Osteochondritis dissecans is a medical condition in which the bone and cartilage loses the blood supply that enables them to function properly. This usually happens to boys between 9 to 18 years of age that are active in sports. This joint disease usually affects a boy’s knees, but it can affect the elbows and ankles as well.
Symptoms of osteochondritis dissecans include pain, soreness, stiffness, locking of the joint, and limited range of joint movement. The pain usually flares up after an intense physical activity. Those that are at a higher risk for osteochondritis dissecans are football, basketball, and soccer players.
For most children, the pain fades away and the bone will heal on its own by having plenty of rest and protecting the knee with splint, cast, or braces. Physical therapy can also be implemented to strengthen the bone joint. Your child can return to normal activities as symptoms improve over time.
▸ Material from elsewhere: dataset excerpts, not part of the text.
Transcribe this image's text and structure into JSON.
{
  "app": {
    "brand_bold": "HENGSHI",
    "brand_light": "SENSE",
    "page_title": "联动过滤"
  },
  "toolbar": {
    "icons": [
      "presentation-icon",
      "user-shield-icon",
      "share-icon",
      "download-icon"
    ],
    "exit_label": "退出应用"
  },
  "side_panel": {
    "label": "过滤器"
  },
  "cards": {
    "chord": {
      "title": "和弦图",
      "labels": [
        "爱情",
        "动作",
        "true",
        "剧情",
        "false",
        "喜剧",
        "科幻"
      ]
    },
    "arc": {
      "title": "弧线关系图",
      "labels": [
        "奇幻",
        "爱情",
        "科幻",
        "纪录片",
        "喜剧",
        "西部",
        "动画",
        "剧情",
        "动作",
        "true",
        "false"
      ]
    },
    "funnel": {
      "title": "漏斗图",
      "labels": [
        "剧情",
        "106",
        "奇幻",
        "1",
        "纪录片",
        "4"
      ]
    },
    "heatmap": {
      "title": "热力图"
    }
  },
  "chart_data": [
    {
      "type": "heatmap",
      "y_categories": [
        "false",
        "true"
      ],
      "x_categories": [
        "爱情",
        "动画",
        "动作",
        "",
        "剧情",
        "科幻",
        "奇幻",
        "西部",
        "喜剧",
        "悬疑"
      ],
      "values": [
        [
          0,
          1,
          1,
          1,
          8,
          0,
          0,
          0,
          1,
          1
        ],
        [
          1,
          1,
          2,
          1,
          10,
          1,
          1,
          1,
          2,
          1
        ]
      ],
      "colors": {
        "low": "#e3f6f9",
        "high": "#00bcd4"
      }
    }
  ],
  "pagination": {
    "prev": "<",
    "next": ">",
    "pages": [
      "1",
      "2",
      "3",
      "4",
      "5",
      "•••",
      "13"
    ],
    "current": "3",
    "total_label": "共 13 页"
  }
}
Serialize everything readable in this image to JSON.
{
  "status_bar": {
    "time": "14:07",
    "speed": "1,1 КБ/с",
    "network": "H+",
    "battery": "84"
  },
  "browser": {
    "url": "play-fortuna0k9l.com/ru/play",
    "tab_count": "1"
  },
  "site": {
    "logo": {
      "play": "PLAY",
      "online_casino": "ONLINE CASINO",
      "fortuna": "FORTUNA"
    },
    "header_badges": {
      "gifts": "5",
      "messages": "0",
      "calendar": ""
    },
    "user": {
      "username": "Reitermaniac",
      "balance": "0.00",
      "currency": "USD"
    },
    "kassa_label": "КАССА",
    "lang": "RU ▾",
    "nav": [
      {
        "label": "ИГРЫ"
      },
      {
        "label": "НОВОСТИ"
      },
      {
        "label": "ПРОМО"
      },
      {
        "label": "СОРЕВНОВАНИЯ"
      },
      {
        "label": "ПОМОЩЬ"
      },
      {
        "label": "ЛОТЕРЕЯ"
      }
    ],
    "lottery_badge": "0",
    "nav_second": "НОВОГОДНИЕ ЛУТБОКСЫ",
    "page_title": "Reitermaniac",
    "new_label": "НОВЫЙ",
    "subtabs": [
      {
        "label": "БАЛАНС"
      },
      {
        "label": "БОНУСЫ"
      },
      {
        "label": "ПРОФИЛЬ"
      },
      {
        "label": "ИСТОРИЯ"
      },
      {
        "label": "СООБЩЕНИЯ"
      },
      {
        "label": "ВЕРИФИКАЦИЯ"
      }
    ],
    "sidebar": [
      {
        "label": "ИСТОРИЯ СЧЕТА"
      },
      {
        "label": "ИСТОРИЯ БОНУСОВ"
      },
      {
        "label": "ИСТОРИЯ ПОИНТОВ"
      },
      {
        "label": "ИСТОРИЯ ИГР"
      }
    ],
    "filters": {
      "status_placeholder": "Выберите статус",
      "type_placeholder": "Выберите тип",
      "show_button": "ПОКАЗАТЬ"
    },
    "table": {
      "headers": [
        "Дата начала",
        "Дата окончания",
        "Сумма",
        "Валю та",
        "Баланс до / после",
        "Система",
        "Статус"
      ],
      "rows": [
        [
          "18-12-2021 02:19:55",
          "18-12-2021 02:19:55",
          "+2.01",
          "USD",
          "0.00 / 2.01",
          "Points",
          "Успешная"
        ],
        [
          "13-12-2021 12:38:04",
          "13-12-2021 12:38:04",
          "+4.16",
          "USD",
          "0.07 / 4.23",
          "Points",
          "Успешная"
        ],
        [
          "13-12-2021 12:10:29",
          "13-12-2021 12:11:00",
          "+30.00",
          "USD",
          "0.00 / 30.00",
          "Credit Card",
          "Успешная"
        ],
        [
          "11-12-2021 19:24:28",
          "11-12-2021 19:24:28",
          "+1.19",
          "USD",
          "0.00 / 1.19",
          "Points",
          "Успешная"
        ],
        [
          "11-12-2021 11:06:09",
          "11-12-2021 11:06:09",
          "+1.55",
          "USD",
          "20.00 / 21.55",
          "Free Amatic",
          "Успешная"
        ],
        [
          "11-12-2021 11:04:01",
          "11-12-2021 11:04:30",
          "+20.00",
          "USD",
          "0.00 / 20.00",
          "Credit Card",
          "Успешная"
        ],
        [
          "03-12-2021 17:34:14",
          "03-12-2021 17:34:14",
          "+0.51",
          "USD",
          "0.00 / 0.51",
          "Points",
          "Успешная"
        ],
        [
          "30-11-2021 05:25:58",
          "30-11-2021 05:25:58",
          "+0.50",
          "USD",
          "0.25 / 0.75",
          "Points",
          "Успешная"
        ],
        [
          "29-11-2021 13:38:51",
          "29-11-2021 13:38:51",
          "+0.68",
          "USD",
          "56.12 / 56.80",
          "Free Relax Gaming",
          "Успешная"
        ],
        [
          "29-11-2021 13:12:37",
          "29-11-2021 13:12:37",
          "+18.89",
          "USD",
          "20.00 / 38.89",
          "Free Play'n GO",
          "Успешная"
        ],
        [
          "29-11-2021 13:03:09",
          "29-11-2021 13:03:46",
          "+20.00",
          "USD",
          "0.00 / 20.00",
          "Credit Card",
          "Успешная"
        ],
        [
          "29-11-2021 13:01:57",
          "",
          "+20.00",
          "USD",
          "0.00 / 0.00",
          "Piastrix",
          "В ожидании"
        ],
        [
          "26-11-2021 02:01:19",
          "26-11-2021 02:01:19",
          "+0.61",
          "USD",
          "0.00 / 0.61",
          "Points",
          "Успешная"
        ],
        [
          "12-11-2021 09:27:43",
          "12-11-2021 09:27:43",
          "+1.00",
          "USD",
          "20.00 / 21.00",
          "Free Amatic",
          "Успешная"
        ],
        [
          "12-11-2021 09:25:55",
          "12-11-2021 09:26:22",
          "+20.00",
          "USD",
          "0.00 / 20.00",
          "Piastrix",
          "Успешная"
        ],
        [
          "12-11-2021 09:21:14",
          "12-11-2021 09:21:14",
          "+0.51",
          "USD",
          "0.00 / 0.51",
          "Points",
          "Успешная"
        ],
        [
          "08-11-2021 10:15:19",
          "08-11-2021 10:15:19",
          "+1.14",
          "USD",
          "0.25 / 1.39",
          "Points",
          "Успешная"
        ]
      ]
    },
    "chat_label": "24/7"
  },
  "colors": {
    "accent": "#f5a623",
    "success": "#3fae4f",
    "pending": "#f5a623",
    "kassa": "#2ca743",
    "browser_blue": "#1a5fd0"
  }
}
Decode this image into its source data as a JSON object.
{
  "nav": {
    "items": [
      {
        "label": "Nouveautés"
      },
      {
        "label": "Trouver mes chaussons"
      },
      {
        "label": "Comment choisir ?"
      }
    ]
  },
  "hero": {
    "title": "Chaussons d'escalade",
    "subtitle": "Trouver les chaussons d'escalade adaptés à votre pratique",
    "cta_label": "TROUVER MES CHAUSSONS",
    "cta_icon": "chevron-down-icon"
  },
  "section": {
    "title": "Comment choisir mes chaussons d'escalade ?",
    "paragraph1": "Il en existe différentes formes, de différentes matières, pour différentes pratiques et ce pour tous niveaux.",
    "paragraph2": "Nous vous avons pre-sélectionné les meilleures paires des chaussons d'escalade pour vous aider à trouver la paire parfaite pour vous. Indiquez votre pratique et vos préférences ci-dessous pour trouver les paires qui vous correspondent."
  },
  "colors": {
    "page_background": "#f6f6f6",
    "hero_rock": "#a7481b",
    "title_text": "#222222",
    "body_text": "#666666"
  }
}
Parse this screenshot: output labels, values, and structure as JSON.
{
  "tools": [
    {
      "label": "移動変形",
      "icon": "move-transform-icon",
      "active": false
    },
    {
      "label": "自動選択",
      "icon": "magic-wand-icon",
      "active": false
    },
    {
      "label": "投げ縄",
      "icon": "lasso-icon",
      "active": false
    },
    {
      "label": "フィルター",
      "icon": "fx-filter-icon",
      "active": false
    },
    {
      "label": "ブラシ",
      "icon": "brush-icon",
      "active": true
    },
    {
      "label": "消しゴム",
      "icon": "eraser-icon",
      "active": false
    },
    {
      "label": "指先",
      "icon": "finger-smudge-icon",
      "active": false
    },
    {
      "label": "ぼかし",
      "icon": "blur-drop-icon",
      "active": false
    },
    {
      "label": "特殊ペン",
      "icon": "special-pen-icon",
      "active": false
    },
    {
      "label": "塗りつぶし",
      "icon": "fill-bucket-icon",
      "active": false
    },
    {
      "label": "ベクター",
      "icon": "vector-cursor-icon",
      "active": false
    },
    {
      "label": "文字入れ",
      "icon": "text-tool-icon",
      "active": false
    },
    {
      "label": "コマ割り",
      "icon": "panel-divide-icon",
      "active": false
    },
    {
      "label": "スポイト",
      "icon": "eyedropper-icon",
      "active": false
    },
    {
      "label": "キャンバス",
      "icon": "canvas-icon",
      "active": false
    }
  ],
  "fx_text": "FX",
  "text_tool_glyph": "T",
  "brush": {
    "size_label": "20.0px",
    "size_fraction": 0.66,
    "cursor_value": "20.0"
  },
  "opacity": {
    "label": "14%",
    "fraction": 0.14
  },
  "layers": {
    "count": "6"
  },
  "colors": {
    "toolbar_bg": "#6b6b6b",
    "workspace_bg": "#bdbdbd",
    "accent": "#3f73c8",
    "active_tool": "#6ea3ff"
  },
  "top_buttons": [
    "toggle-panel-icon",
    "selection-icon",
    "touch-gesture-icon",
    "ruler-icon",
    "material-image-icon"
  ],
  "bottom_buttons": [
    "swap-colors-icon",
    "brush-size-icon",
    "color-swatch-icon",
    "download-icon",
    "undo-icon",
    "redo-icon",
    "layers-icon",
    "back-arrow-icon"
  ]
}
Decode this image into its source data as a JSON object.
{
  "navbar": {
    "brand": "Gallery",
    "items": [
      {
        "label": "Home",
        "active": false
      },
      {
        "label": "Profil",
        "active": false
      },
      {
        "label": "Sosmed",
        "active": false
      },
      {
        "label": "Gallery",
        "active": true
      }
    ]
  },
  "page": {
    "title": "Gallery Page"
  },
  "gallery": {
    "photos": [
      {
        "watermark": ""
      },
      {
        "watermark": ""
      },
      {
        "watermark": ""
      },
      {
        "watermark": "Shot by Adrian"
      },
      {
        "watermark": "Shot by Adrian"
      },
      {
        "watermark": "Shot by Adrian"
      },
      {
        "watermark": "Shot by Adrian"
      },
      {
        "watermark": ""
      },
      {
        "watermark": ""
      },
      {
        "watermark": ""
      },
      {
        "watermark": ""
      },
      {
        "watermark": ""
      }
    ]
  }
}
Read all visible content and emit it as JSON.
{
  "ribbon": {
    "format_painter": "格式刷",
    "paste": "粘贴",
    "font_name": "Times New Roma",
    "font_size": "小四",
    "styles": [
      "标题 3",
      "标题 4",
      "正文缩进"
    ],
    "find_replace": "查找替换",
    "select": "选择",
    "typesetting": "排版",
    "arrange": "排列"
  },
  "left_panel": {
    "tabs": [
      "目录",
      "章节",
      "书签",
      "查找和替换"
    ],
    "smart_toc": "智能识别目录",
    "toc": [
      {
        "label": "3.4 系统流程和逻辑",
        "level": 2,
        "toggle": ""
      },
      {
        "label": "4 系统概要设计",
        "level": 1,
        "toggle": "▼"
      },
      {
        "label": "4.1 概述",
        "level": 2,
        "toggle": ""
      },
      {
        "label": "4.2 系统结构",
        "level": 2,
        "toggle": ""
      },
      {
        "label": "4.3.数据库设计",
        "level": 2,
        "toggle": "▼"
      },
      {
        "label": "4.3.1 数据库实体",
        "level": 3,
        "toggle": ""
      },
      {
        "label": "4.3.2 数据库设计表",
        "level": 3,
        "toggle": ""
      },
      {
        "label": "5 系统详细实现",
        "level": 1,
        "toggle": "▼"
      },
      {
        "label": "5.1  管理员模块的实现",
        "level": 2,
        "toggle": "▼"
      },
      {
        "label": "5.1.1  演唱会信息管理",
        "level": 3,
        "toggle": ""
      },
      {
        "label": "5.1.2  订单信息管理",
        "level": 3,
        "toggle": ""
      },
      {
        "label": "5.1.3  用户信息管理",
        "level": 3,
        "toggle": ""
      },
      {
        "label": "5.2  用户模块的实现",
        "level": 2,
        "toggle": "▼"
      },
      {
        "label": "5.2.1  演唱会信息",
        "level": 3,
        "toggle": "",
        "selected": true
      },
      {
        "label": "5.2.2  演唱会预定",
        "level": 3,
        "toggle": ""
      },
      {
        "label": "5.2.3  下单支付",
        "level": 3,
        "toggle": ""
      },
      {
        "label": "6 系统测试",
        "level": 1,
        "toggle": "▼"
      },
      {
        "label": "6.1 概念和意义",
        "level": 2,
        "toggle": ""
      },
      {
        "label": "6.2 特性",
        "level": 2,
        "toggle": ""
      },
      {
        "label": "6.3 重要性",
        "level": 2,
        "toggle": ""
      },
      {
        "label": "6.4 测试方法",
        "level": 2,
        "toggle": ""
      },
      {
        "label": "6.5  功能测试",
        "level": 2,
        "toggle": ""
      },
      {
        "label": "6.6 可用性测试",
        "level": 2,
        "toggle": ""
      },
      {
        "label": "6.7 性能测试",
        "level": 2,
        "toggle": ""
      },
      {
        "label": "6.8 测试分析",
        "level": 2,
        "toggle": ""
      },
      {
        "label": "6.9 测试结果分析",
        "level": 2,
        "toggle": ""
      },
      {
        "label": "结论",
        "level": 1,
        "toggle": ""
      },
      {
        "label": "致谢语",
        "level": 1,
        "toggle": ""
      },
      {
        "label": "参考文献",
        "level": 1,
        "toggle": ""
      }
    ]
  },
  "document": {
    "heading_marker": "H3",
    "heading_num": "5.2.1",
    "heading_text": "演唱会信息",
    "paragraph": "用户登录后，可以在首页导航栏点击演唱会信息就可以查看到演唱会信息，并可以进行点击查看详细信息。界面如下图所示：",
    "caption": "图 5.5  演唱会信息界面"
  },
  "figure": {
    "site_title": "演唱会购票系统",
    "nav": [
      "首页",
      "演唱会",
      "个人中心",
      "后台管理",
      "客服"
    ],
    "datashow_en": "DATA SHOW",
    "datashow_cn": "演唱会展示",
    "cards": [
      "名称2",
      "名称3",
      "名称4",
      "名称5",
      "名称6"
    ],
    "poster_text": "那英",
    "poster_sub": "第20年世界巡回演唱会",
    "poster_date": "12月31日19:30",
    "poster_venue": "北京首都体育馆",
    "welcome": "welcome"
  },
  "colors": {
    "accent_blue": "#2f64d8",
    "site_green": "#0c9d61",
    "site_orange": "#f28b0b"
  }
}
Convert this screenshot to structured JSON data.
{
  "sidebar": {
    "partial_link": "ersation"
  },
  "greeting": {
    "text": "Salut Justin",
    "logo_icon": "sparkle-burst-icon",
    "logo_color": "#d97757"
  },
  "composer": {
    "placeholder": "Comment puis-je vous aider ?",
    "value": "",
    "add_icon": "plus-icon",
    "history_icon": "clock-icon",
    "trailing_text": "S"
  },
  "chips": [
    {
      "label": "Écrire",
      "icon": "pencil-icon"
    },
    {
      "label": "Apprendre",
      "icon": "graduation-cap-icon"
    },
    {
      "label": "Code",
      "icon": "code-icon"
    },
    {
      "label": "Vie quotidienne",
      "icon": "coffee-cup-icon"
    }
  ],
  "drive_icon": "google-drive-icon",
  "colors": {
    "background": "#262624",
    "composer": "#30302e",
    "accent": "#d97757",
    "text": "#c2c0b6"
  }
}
However, if your child’s joint pain remains persistent and does not go away, you should seek professional medical attention. The symptoms of osteochondritis dissecans are quite similar to other bone and joint diseases so it is important to establish an accurate diagnosis as well as implement the right treatment plan.
Initial treatment for OCD usually begins with the RICE (rest, ice, compression, and elevation) method. A cast or a brace may be used to strengthen the joint and weight-bearing exercises may be implemented. However, if these do not work, surgical intervention may be needed to improve the outcome.
A patient suffering from severe osteochondritis dissecans can be treated with arthroscopy to remove the problematic cartilage from the joint. Another option is drilling the bone lesion to create new pathways for the blood vessels to flow. A graft can also be done to replace the damaged joint with a new bone and cartilage.